Info: Runder Tisch der Veranstaltungswirtschaft Rheinhessen/Pfalz

Timo Holstein tourte bundesweit als Bassist und Frontmann in diversen Bands, unter anderem in den Formationen „Snailshouse“ und „Menschenskinder“. Im pfälzischen Kirchheimbolanden betreibt er eine eigene Eventagentur. Als Manager betreut er nationale Spitzenacts wie „Glasperlenspiel“ oder Michael Schulte. Mit seiner Veranstaltungsagentur koordiniert er außerdem die Kulturarbeit seiner Heimatstadt Kirchheimbolanden und berät weitere Kommunen bei der Gestaltung ihrer Kulturprogramme oder einzelner Events.

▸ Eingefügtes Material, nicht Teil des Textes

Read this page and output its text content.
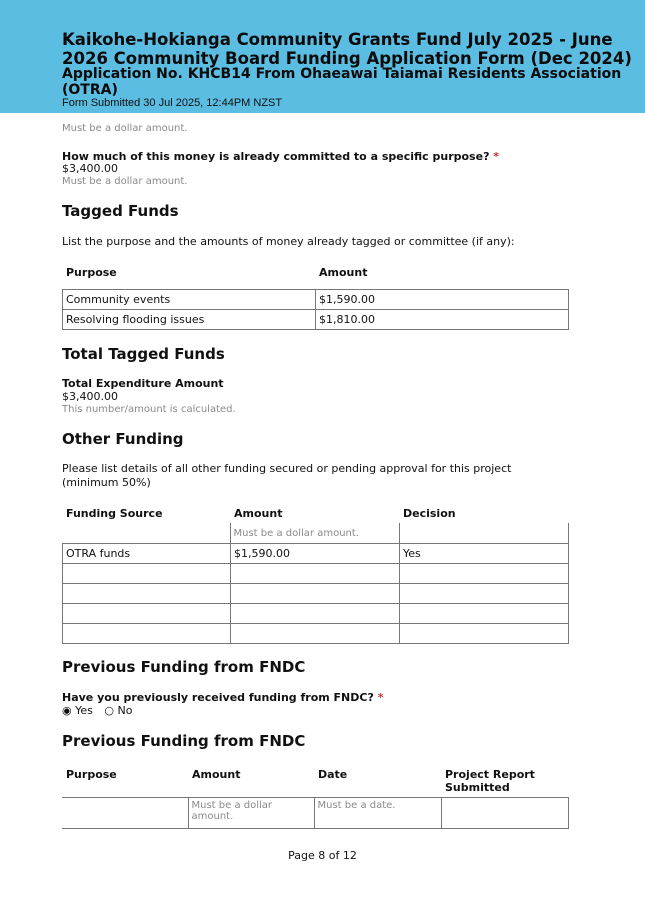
Kaikohe-Hokianga Community Grants Fund July 2025 - June 2026 Community Board Funding Application Form (Dec 2024)
Application No. KHCB14 From Ohaeawai Taiamai Residents Association (OTRA)
Form Submitted 30 Jul 2025, 12:44PM NZST
Must be a dollar amount.
How much of this money is already committed to a specific purpose? *
$3,400.00
Must be a dollar amount.
Tagged Funds
List the purpose and the amounts of money already tagged or committee (if any):
Purpose	Amount

Community events	$1,590.00
Resolving flooding issues	$1,810.00
Total Tagged Funds
Total Expenditure Amount
$3,400.00
This number/amount is calculated.
Other Funding
Please list details of all other funding secured or pending approval for this project (minimum 50%)
Funding Source	Amount	Decision
	Must be a dollar amount.	
OTRA funds	$1,590.00	Yes

Previous Funding from FNDC
Have you previously received funding from FNDC? *
◉ Yes ○ No
Previous Funding from FNDC
Purpose	Amount	Date	Project Report Submitted
	Must be a dollar amount.	Must be a date.	
Page 8 of 12
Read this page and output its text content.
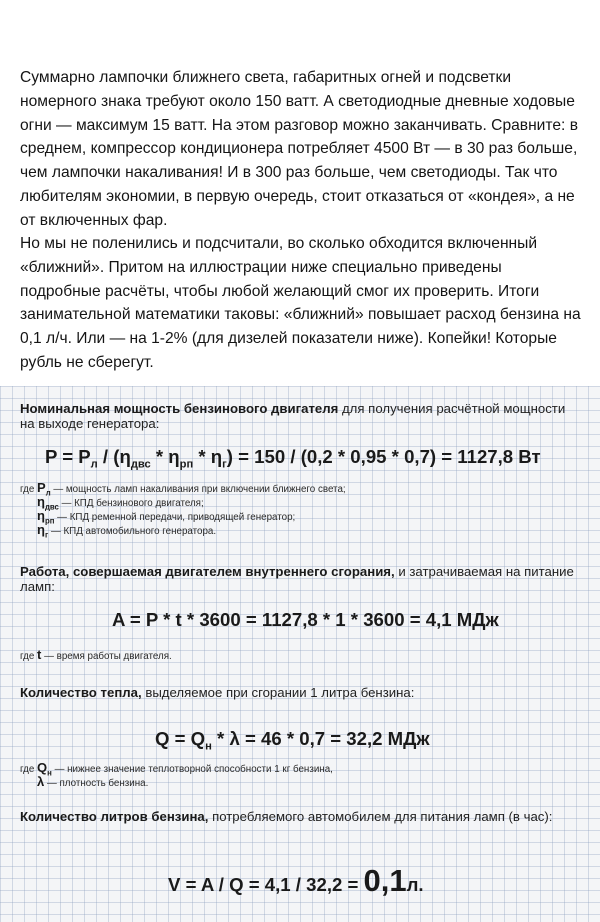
Суммарно лампочки ближнего света, габаритных огней и подсветки номерного знака требуют около 150 ватт. А светодиодные дневные ходовые огни — максимум 15 ватт. На этом разговор можно заканчивать. Сравните: в среднем, компрессор кондиционера потребляет 4500 Вт — в 30 раз больше, чем лампочки накаливания! И в 300 раз больше, чем светодиоды. Так что любителям экономии, в первую очередь, стоит отказаться от «кондея», а не от включенных фар.

Но мы не поленились и подсчитали, во сколько обходится включенный «ближний». Притом на иллюстрации ниже специально приведены подробные расчёты, чтобы любой желающий смог их проверить. Итоги занимательной математики таковы: «ближний» повышает расход бензина на 0,1 л/ч. Или — на 1-2% (для дизелей показатели ниже). Копейки! Которые рубль не сберегут.

Номинальная мощность бензинового двигателя для получения расчётной мощности на выходе генератора:
$P = P_л / (\eta_{двс} * \eta_{рп} * \eta_г) = 150 / (0,2 * 0,95 * 0,7) = 1127,8$ Вт
где $P_л$ — мощность ламп накаливания при включении ближнего света;
$\eta_{двс}$ — КПД бензинового двигателя;
$\eta_{рп}$ — КПД ременной передачи, приводящей генератор;
$\eta_г$ — КПД автомобильного генератора.
Работа, совершаемая двигателем внутреннего сгорания, и затрачиваемая на питание ламп:
A = P * t * 3600 = 1127,8 * 1 * 3600 = 4,1 МДж
где t — время работы двигателя.
Количество тепла, выделяемое при сгорании 1 литра бензина:
$Q = Q_н * \lambda = 46 * 0,7 = 32,2$ МДж
где $Q_н$ — нижнее значение теплотворной способности 1 кг бензина,
λ — плотность бензина.
Количество литров бензина, потребляемого автомобилем для питания ламп (в час):
V = A / Q = 4,1 / 32,2 = 0,1л.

Als Sprecher des in der Coronakrise neu gegründeten Runden Tischs der Veranstaltungswirtschaft Rheinhessen/Pfalz vertritt er die Branche gegenüber der Politik. Zu den Kernforderungen des Runden Tischs zählen unter anderem die Verlängerung und die Ausweitung der Hilfsprogramme für die Akteure der Branche. Außerdem fordert er anstelle pauschaler Kriterien konzeptionelle, an die jeweilige Spielstätte anzupassende Hygienelösungen für die Durchführung von Veranstaltungen während der Pandemie. Eine Forderung zielt auch auf eine Ausfallversicherung oder Bürgschaften für pandemiebedingte Veranstaltungsabsagen ab, um eine Planungssicherheit für Veranstalter und Kulturschaffende zu gewährleisten. Dabei verweist der Runde Tisch darauf, dass die Veranstaltungs- und Kreativwirtschaft derzeit durch die Untersagung ihres Kernbetriebs einen Sonderdienst für die Gesellschaft erbringt und fordert daher Solidarität ein.

Das Foto oben zeigt Holstein (links) mit dem Sänger Max Giesinger bei einer Veranstaltung in Kirchheimbolanden.